Она испугалась, что сейчас разрыдается. Вдохнула в себя побольше воздуху, произнесла на одной ноте, чтобы не выдать своего состояния:
– Ром, спасибо тебе… Ты иди пока домой, ладно? Мне одной надо побыть… Как-то это все… Скоропостижно получилось… Мне привыкнуть надо, Ром…
– Да, конечно… Я понимаю… Да, я сейчас уйду, Зой…
Он торопливо развязал узелок на фартуке, быстро вышел из кухни, на ходу вытирая руки полотенцем. Вскоре она услышала, как тихо щелкнул дверной замок в прихожей. Ромка ушел. Ни одной недовольной или обиженной эмоции себе не позволил. Вежливый Ромка, понимающий Ромка, хороший Ромка… А она – чудовище. Иначе и не скажешь.
Встала к мойке, домыла посуду. Послонялась по квартире, включила телевизор, плюхнулась на диван, бездумно начала переключать каналы.
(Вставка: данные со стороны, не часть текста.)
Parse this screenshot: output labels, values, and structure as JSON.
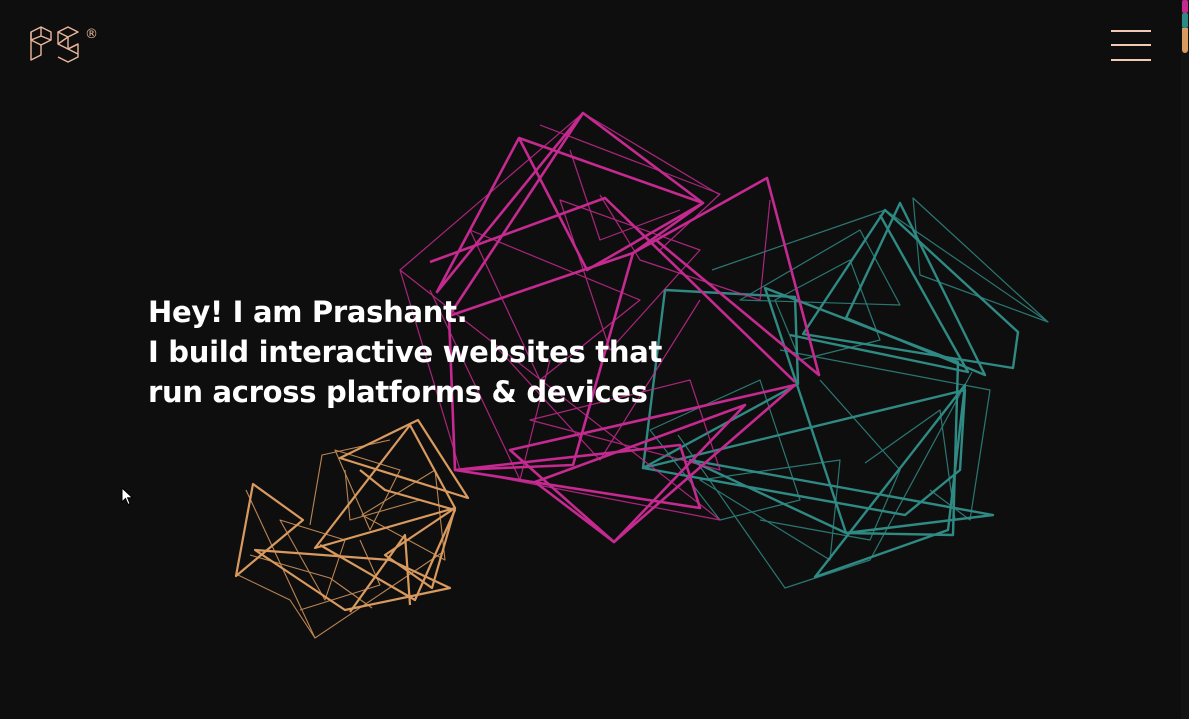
{
  "logo": {
    "text": "PS",
    "mark": "®",
    "color": "#e9b79a"
  },
  "menu": {
    "icon": "hamburger-menu-icon",
    "color": "#f2c9b3"
  },
  "hero": {
    "line1": "Hey! I am Prashant.",
    "line2": "I build interactive websites that",
    "line3": "run across platforms & devices"
  },
  "colors": {
    "background": "#0f0e0f",
    "magenta": "#c42a8f",
    "teal": "#2f8a84",
    "orange": "#d89a5e"
  },
  "scroll_indicator": {
    "segments": [
      "#c42a8f",
      "#2f8a84",
      "#d89a5e"
    ]
  }
}
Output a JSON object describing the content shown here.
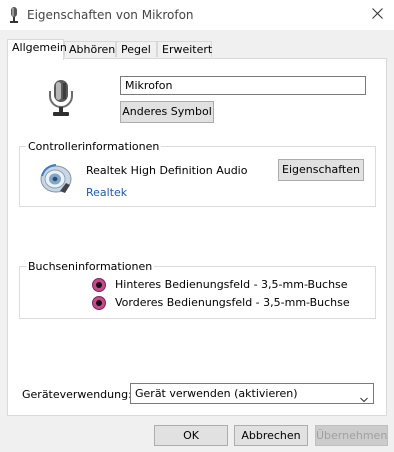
{
  "window": {
    "title": "Eigenschaften von Mikrofon"
  },
  "tabs": [
    {
      "label": "Allgemein",
      "active": true
    },
    {
      "label": "Abhören",
      "active": false
    },
    {
      "label": "Pegel",
      "active": false
    },
    {
      "label": "Erweitert",
      "active": false
    }
  ],
  "general": {
    "device_name": "Mikrofon",
    "change_icon_label": "Anderes Symbol"
  },
  "controller": {
    "group_label": "Controllerinformationen",
    "name": "Realtek High Definition Audio",
    "vendor_link": "Realtek",
    "properties_label": "Eigenschaften"
  },
  "bus": {
    "group_label": "Buchseninformationen",
    "jacks": [
      {
        "label": "Hinteres Bedienungsfeld - 3,5-mm-Buchse",
        "color": "#c8478d"
      },
      {
        "label": "Vorderes Bedienungsfeld - 3,5-mm-Buchse",
        "color": "#c8478d"
      }
    ]
  },
  "usage": {
    "label": "Geräteverwendung:",
    "selected": "Gerät verwenden (aktivieren)"
  },
  "footer": {
    "ok": "OK",
    "cancel": "Abbrechen",
    "apply": "Übernehmen"
  },
  "icons": [
    "microphone-small-icon",
    "close-icon",
    "microphone-icon",
    "audio-device-icon",
    "chevron-down-icon"
  ]
}
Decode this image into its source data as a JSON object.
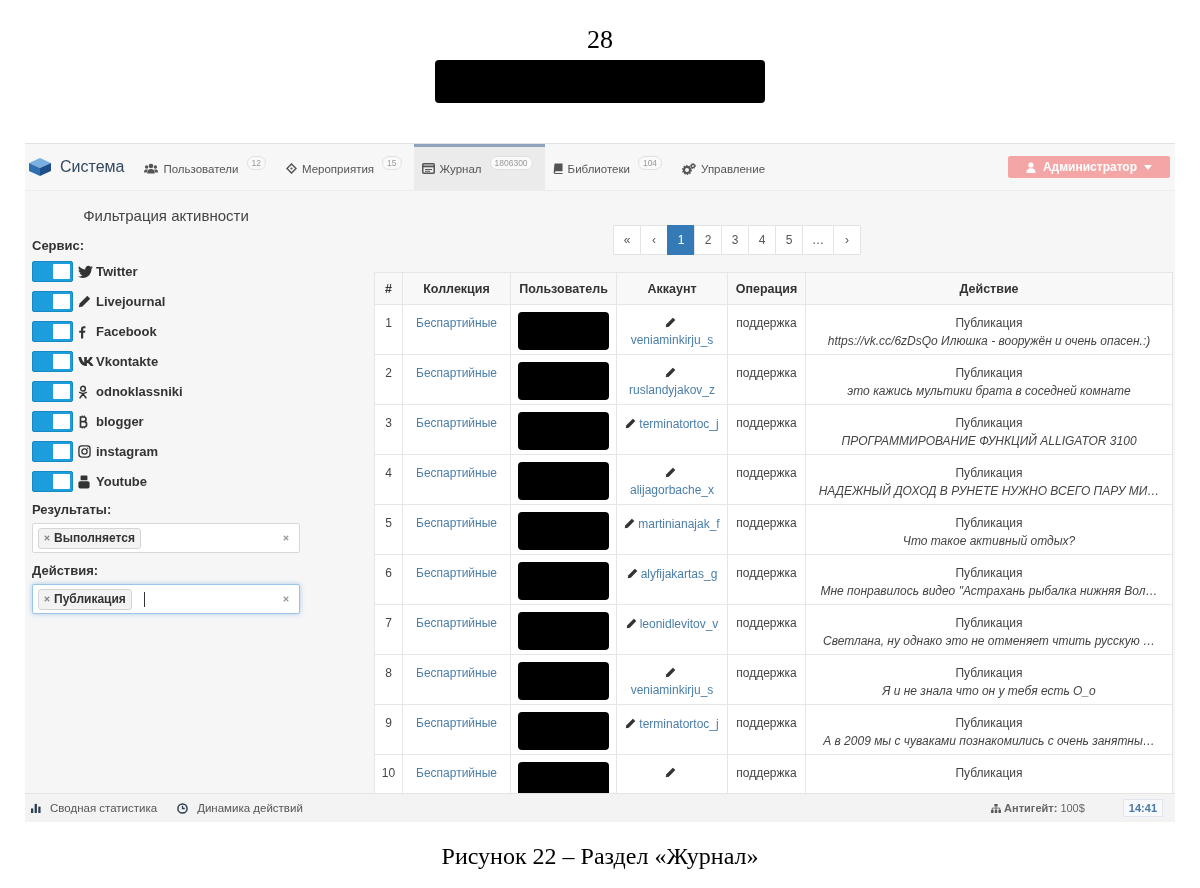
{
  "document": {
    "page_number": "28",
    "caption": "Рисунок 22 – Раздел «Журнал»"
  },
  "navbar": {
    "brand": "Система",
    "tabs": [
      {
        "label": "Пользователи",
        "count": "12",
        "selected": false
      },
      {
        "label": "Мероприятия",
        "count": "15",
        "selected": false
      },
      {
        "label": "Журнал",
        "count": "1806300",
        "selected": true
      },
      {
        "label": "Библиотеки",
        "count": "104",
        "selected": false
      },
      {
        "label": "Управление",
        "selected": false
      }
    ],
    "user_menu": "Администратор"
  },
  "sidebar": {
    "title": "Фильтрация активности",
    "services_label": "Сервис:",
    "services": [
      {
        "name": "Twitter",
        "on": true
      },
      {
        "name": "Livejournal",
        "on": true
      },
      {
        "name": "Facebook",
        "on": true
      },
      {
        "name": "Vkontakte",
        "on": true
      },
      {
        "name": "odnoklassniki",
        "on": true
      },
      {
        "name": "blogger",
        "on": true
      },
      {
        "name": "instagram",
        "on": true
      },
      {
        "name": "Youtube",
        "on": true
      }
    ],
    "filters": [
      {
        "label": "Результаты:",
        "tags": [
          "Выполняется"
        ],
        "focused": false
      },
      {
        "label": "Действия:",
        "tags": [
          "Публикация"
        ],
        "focused": true
      }
    ]
  },
  "pagination": [
    {
      "label": "«",
      "selected": false
    },
    {
      "label": "‹",
      "selected": false
    },
    {
      "label": "1",
      "selected": true
    },
    {
      "label": "2",
      "selected": false
    },
    {
      "label": "3",
      "selected": false
    },
    {
      "label": "4",
      "selected": false
    },
    {
      "label": "5",
      "selected": false
    },
    {
      "label": "…",
      "selected": false
    },
    {
      "label": "›",
      "selected": false
    }
  ],
  "table": {
    "columns": [
      "#",
      "Коллекция",
      "Пользователь",
      "Аккаунт",
      "Операция",
      "Действие"
    ],
    "rows": [
      {
        "number": "1",
        "collection": "Беспартийные",
        "account": "veniaminkirju_s",
        "operation": "поддержка",
        "action": "Публикация",
        "text": "https://vk.cc/6zDsQo Илюшка - вооружён и очень опасен.:)"
      },
      {
        "number": "2",
        "collection": "Беспартийные",
        "account": "ruslandyjakov_z",
        "operation": "поддержка",
        "action": "Публикация",
        "text": "это кажись мультики брата в соседней комнате"
      },
      {
        "number": "3",
        "collection": "Беспартийные",
        "account": "terminatortoc_j",
        "operation": "поддержка",
        "action": "Публикация",
        "text": "ПРОГРАММИРОВАНИЕ ФУНКЦИЙ ALLIGATOR 3100"
      },
      {
        "number": "4",
        "collection": "Беспартийные",
        "account": "alijagorbache_x",
        "operation": "поддержка",
        "action": "Публикация",
        "text": "НАДЕЖНЫЙ ДОХОД В РУНЕТЕ НУЖНО ВСЕГО ПАРУ МИ…"
      },
      {
        "number": "5",
        "collection": "Беспартийные",
        "account": "martinianajak_f",
        "operation": "поддержка",
        "action": "Публикация",
        "text": "Что такое активный отдых?"
      },
      {
        "number": "6",
        "collection": "Беспартийные",
        "account": "alyfijakartas_g",
        "operation": "поддержка",
        "action": "Публикация",
        "text": "Мне понравилось видео \"Астрахань рыбалка нижняя Вол…"
      },
      {
        "number": "7",
        "collection": "Беспартийные",
        "account": "leonidlevitov_v",
        "operation": "поддержка",
        "action": "Публикация",
        "text": "Светлана, ну однако это не отменяет чтить русскую …"
      },
      {
        "number": "8",
        "collection": "Беспартийные",
        "account": "veniaminkirju_s",
        "operation": "поддержка",
        "action": "Публикация",
        "text": "Я и не знала что он у тебя есть О_о"
      },
      {
        "number": "9",
        "collection": "Беспартийные",
        "account": "terminatortoc_j",
        "operation": "поддержка",
        "action": "Публикация",
        "text": "А в 2009 мы с чуваками познакомились с очень занятны…"
      },
      {
        "number": "10",
        "collection": "Беспартийные",
        "operation": "поддержка",
        "action": "Публикация"
      }
    ]
  },
  "status_bar": {
    "links": [
      "Сводная статистика",
      "Динамика действий"
    ],
    "balance": "**Антигейт:** 100$",
    "time": "14:41"
  }
}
На душе было муторно, да и смотреть было нечего – на каждом канале показывали бесконечные ток-шоу про чужую жизнь. Тут со своей бы как-то разобраться, зачем еще на чужую смотреть… Нет, неинтересно…
Встала, подошла к окну. И за окном тоже неприглядная картинка, соответствующая настроению, – жалко смотреть, как ветер срывает последние листья с деревьев. Еще и дождь пошел, застучал по стеклу барабанной дробью. Под дождем и деревья стали совсем жалкими – голыми и почти черными.
Одна, совсем одна… И никакая она не взрослая, никакая не самостоятельная… Была бы самостоятельная – не тосковала бы так глупо, так тяжко… Зачем тосковать, если тебя предали? Не стоит того… И Ромку зря прогнала, наверное…
Впрочем, о Ромке она зря беспокоилась. В восемь часов, когда за окнами было совсем темно, раздался звонок в дверь. Открыла и не удивилась даже – Ромка за дверью стоит… А из-за плеча его Анна Константиновна выглядывает.